Relevant insights¶
A distilled view of what can be learned from the imaginative reverse-engineered validations of the four CVEs (Wolfbox EV chargers, Level-2 EV charger firmware, Hitachi ICCP stack, and IH-IN-16A-S smart plugs).
Lab infrastructure is central¶
Across all validations, a consistent pattern emerges: segregated, controlled lab environments are essential. VLANs, SPAN ports, air-gapped networks, and dedicated PCs/SBCs allow deterministic observation without contaminating production systems.
A test lab is not optional theatre; it is the backbone of reliable PoC validation. Setting up isolation and mirroring early avoids scrambling mid-investigation when devices crash or misbehave.
Deterministic baseline collection matters¶
All validations emphasised firmware hashing, passive captures, serial logs, and endpoint enumeration before active testing.
Establishing reproducible baselines ensures that any observed behaviour (crash, reboot, malformed response) can be clearly attributed to the test action and not a prior unknown state.
Incremental and bounded testing¶
Each validation avoided aggressive fuzzing as a first step. Incremental, controlled interactions were preferred:
Observing auth/session flows
Low-intensity parsing fuzzing
Stepwise replay of advisory-informed sequences
Incremental validation reduces risk of bricking devices, maintains evidentiary integrity, and makes the PoC reproducible. Aggressive fuzzing is a later stage, not the first.
Emulation versus hardware¶
There is a recurring trade-off:
Emulation: Fast iteration, safe from mains power or watchdog interference, useful for initial static analysis and minor repros.
Hardware: Needed for timing-sensitive or power-sensitive crashes, watchdog resets, and real-world interactions.
Plan validation in two stages: first emulation for speed and safety, then hardware for confirmation.
Evidence-centric workflow¶
Every validation shows a rigorous approach to logging, naming, versioning, and repository control. Each artefact (pcap, firmware, console log) is timestamped, checksummed, and stored in a traceable hierarchy.
This is as much about defensible evidence as it is about finding faults. Reproducible capture is more valuable than exploit execution.
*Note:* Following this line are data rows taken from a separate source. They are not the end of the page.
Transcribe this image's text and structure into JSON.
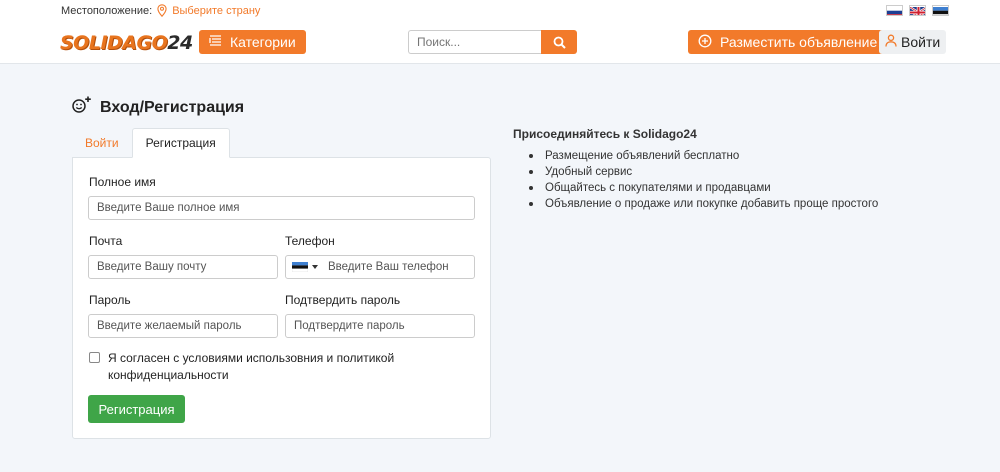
{
  "header": {
    "location_label": "Местоположение:",
    "location_value": "Выберите страну",
    "logo_main": "SOLIDAGO",
    "logo_num": "24",
    "categories_label": "Категории",
    "search_placeholder": "Поиск...",
    "post_ad_label": "Разместить объявление",
    "login_label": "Войти",
    "languages": [
      "ru",
      "en",
      "et"
    ]
  },
  "page": {
    "title": "Вход/Регистрация"
  },
  "tabs": [
    {
      "label": "Войти",
      "active": false
    },
    {
      "label": "Регистрация",
      "active": true
    }
  ],
  "form": {
    "fullname_label": "Полное имя",
    "fullname_placeholder": "Введите Ваше полное имя",
    "email_label": "Почта",
    "email_placeholder": "Введите Вашу почту",
    "phone_label": "Телефон",
    "phone_placeholder": "Введите Ваш телефон",
    "password_label": "Пароль",
    "password_placeholder": "Введите желаемый пароль",
    "confirm_label": "Подтвердить пароль",
    "confirm_placeholder": "Подтвердите пароль",
    "agree_line1": "Я согласен с условиями использовния и политикой",
    "agree_line2": "конфиденциальности",
    "agree_checked": false,
    "submit_label": "Регистрация"
  },
  "join": {
    "title": "Присоединяйтесь к Solidago24",
    "items": [
      "Размещение объявлений бесплатно",
      "Удобный сервис",
      "Общайтесь с покупателями и продавцами",
      "Объявление о продаже или покупке добавить проще простого"
    ]
  },
  "colors": {
    "accent": "#f27a2a",
    "success": "#3fa548",
    "background": "#f3f6fa"
  }
}
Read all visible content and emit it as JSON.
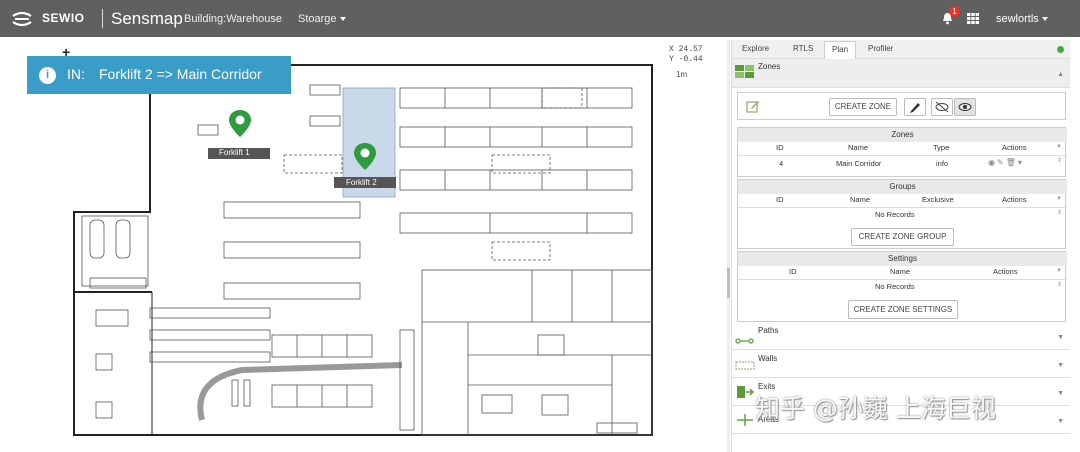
{
  "header": {
    "brand": "SEWIO",
    "app_name": "Sensmap",
    "building": "Building:Warehouse",
    "storage": "Stoarge",
    "notifications_count": "1",
    "user": "sewlortls"
  },
  "map": {
    "alert_prefix": "IN:",
    "alert_text": "Forklift 2 => Main Corridor",
    "coord_x": "X 24.57",
    "coord_y": "Y -0.44",
    "scale": "1m",
    "markers": [
      {
        "label": "Forklift 1"
      },
      {
        "label": "Forklift 2"
      }
    ]
  },
  "panel": {
    "tabs": [
      "Explore",
      "RTLS",
      "Plan",
      "Profiler"
    ],
    "active_tab": "Plan",
    "zones_section": "Zones",
    "create_zone": "CREATE ZONE",
    "zones_table": {
      "title": "Zones",
      "headers": [
        "ID",
        "Name",
        "Type",
        "Actions"
      ],
      "rows": [
        {
          "id": "4",
          "name": "Main Corridor",
          "type": "info"
        }
      ]
    },
    "groups_table": {
      "title": "Groups",
      "headers": [
        "ID",
        "Name",
        "Exclusive",
        "Actions"
      ],
      "empty": "No Records",
      "button": "CREATE ZONE GROUP"
    },
    "settings_table": {
      "title": "Settings",
      "headers": [
        "ID",
        "Name",
        "Actions"
      ],
      "empty": "No Records",
      "button": "CREATE ZONE SETTINGS"
    },
    "sections": [
      "Paths",
      "Walls",
      "Exits",
      "Areas"
    ]
  },
  "watermark": "知乎 @孙巍 上海巨视",
  "colors": {
    "topbar": "#606060",
    "alert": "#3a9dc7",
    "marker": "#2e9b3e",
    "status": "#3cb03c"
  }
}
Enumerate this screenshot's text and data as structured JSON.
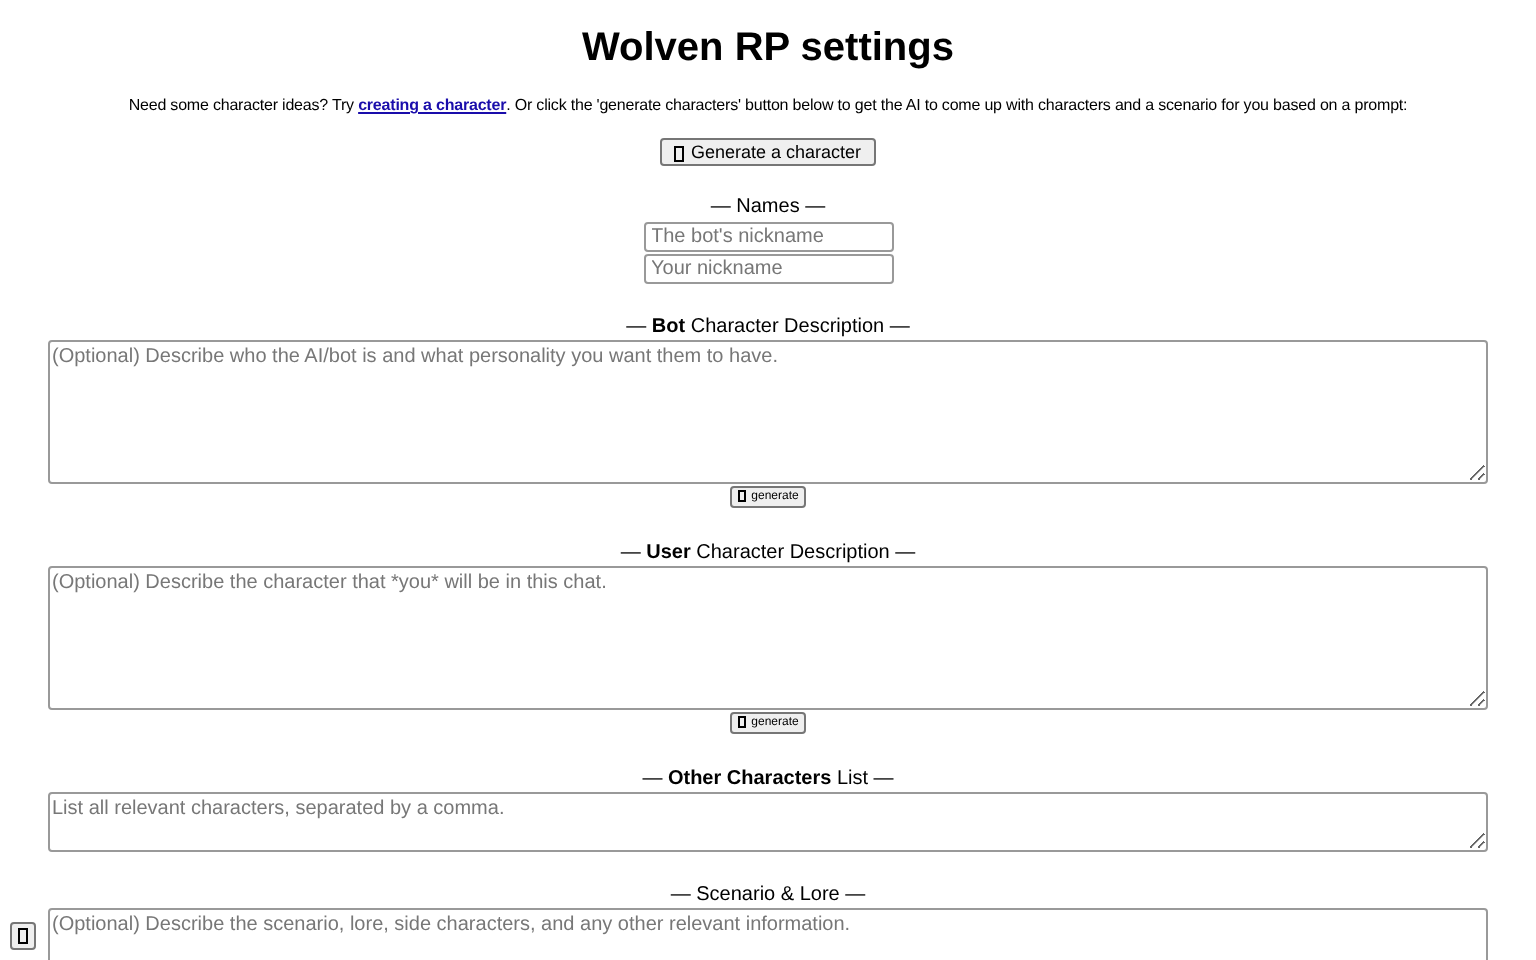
{
  "title": "Wolven RP settings",
  "intro": {
    "before": "Need some character ideas? Try",
    "link": "creating a character",
    "after": ". Or click the 'generate characters' button below to get the AI to come up with characters and a scenario for you based on a prompt:"
  },
  "generate_button": "Generate a character",
  "names": {
    "label": "— Names —",
    "fields": [
      {
        "placeholder": "The bot's nickname"
      },
      {
        "placeholder": "Your nickname"
      }
    ]
  },
  "sections": [
    {
      "label": "— **Bot** Character Description —",
      "placeholder": "(Optional) Describe who the AI/bot is and what personality you want them to have.",
      "kind": "large",
      "button": "generate"
    },
    {
      "label": "— **User** Character Description —",
      "placeholder": "(Optional) Describe the character that *you* will be in this chat.",
      "kind": "large",
      "button": "generate"
    },
    {
      "label": "— **Other Characters** List —",
      "placeholder": "List all relevant characters, separated by a comma.",
      "kind": "small"
    },
    {
      "label": "— Scenario & Lore —",
      "placeholder": "(Optional) Describe the scenario, lore, side characters, and any other relevant information.",
      "kind": "cut"
    }
  ]
}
Decision points define workflow flexibility¶
Across CVEs, the following choices appeared frequently:
Depth of static analysis
Stubbed services vs. live cloud dependencies
Aggressive vs. conservative active probing
VM isolation of analysis tools
Choice of hardware or emulation
Every validation requires documented forks. Understanding alternative paths prepares a CNA to respond when environment or access limitations change.
Conservative reproducibility over exploit demonstration¶
All observed PoC paths favour observation and documentation over executing live attacks, particularly where vendor coordination or regulatory obligations exist.
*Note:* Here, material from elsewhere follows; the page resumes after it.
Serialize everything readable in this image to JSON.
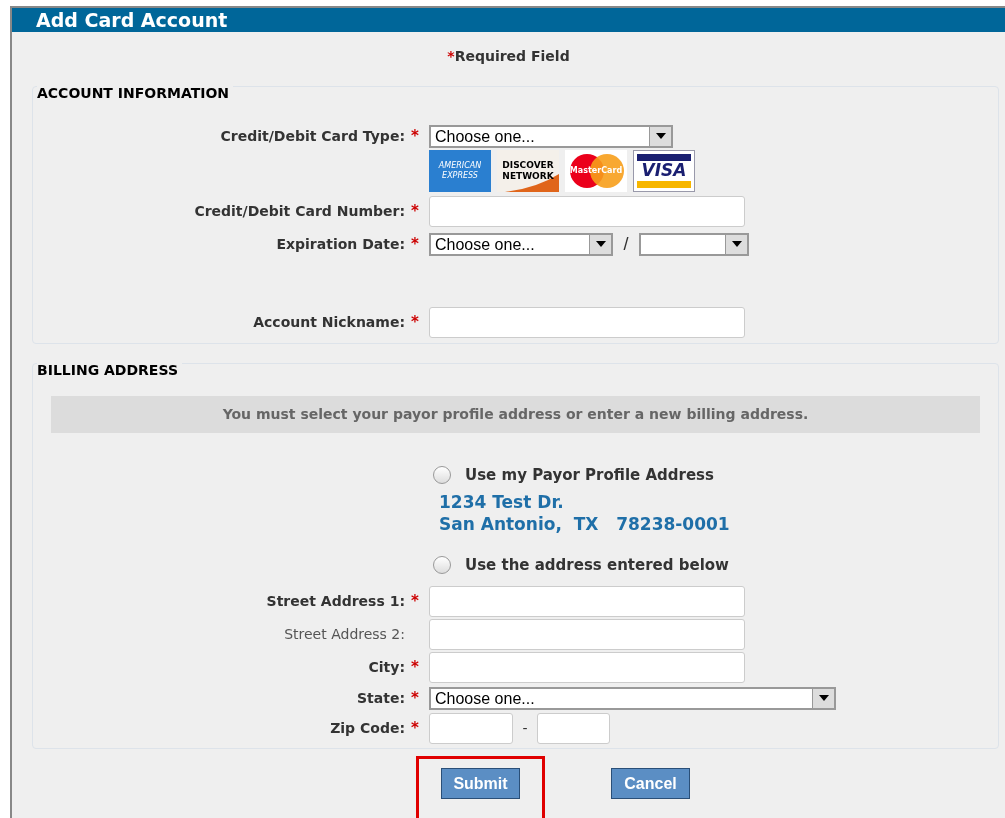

PoC validation is about proving behaviour safely, not producing working exploits. The metric is reproducible evidence, not the power of the exploit itself.
TL;DR¶
Lab isolation and infrastructure discipline are non-negotiable.
Baseline capture + incremental testing = reproducibility.
Emulation accelerates, hardware confirms.
Evidence handling dominates workflow.
Decision points and alternatives must be mapped.
Recurring vulnerabilities cluster in parsing, authentication, and timestamp handling.
Safe observation trumps exploit execution.